Engaging the Bright Boys and Bright Girls

In his review of Laurent Contet’s award-winning film The Class, Roger Ebert writes “A school year begins with the teacher as top dog. Whether it ends that way is the test of a good teacher. Do you stay on top with strict discipline? With humor? By becoming the students’ friend? Will they sense your strategy?”

One of the challenges any teacher faces comes from the brightest students in class. Teachers must ensure that most students understand the material, which often leaves the brightest bored. They will often express their boredom by challenging the teacher’s intellectual authority. How does the teacher respond?

The movie Stand and Deliver presents an instance where the teacher, math instructor Jaime Escalante, responds successfully. Escalante quickly spots the class leader, Angel (played by Lou Diamond Phillips), demonstrates that math is worth knowing and that he knows more of it, and then cuts a deal with him. Escalante gives Angel an extra text book to keep at home, so that he will never be seen to be so uncool as to carry a text book, in exchange for which Angel will do the work and thus lead by example.

In The Class, the main challenge to teacher Francois Marin’s authority comes from Esmerelda (played by Esmerelda Ouertani). Esmerelda knows her grammar well and is bored by the readings Marin assigns. Marin is unnecessarily provocative, for example when Esmerelda says that she often goes to Galleries Lafayette, he expresses surprise that she ever ventures outside her own neighborhood, the definitely unchic 20th arrondissement.

Esmerelda’s most threatening moment comes when she participates as student rep in a faculty meeting to assess the students’ progress, and then promptly reports all Marin’s critical comments to the students. In response, he criticizes her – in the classroom – for behaving like a skank. This accusation got under her skin. In the last session of class, when Marin asked the students what they had learned during the year, Esmerelda answered that she learned nothing from the books he assigned, but that she had read The Republic. After demonstrating – in response to his questions – that she really had read it, she proudly announced that it wasn’t a skank’s book.

Clearly, the relationship between Marin and Esmerelda was a troubled one, with each pushing the other’s buttons. How should a teacher respond to an Esmerelda?

The standard response would be some sort of enriched curriculum. Some public school systems have magnet schools or enriched programs for their Esmereldas (e.g. Bronx Science in New York or Claude Watson School for the Arts in Toronto). If they had the means, the parents of an Esmerelda might send her to an academically enriched private school such as University of Toronto Schools. In The Class, these options don’t seem to have been available, so Marin would have had to take it upon himself to do the extra work of designing a personalized curriculum for Esmerelda and monitoring her progress.

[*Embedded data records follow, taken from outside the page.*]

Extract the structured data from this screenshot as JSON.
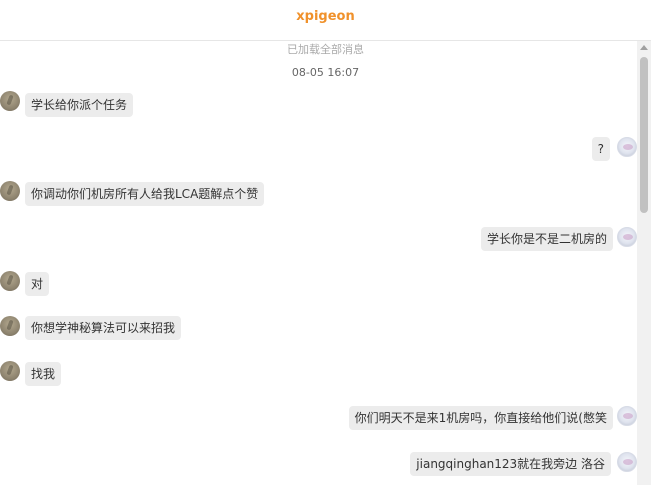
{
  "header": {
    "title": "xpigeon"
  },
  "chat": {
    "loaded_notice": "已加载全部消息",
    "timestamp": "08-05 16:07",
    "messages": [
      {
        "side": "left",
        "text": "学长给你派个任务"
      },
      {
        "side": "right",
        "text": "?"
      },
      {
        "side": "left",
        "text": "你调动你们机房所有人给我LCA题解点个赞"
      },
      {
        "side": "right",
        "text": "学长你是不是二机房的"
      },
      {
        "side": "left",
        "text": "对"
      },
      {
        "side": "left",
        "text": "你想学神秘算法可以来招我"
      },
      {
        "side": "left",
        "text": "找我"
      },
      {
        "side": "right",
        "text": "你们明天不是来1机房吗，你直接给他们说(憋笑"
      },
      {
        "side": "right",
        "text": "jiangqinghan123就在我旁边 洛谷"
      }
    ]
  },
  "colors": {
    "title": "#f0912b",
    "bubble": "#ececec",
    "divider": "#e6e6e6"
  }
}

The additional material on the DVD tells us that the students participated in an acting workshop. Furthermore, the student who played Esmerelda – Esmerelda Ouertani – used her own name and told us that she really wasn’t acting because the character Esmerelda was exactly the person she is. So we have a paradox here. The real Esmerelda Oeuertani found enrichment in her education by portraying an Esmerelda Ouertani who was bored by the curriculum.

I close on a personal note. Looking back at myself during high school, I see quite a bit of Esmerelda in me. I recall that in Grade 12 I got 73 out of 75 on a history exam and, when the teacher was discussing the exam, I was reading a newspaper. The teacher kicked me out of class for a week. This penalty made it clear that he was offended, but it certainly didn’t engage me. To this day, I remember the penalty, but I don’t at all remember the teacher.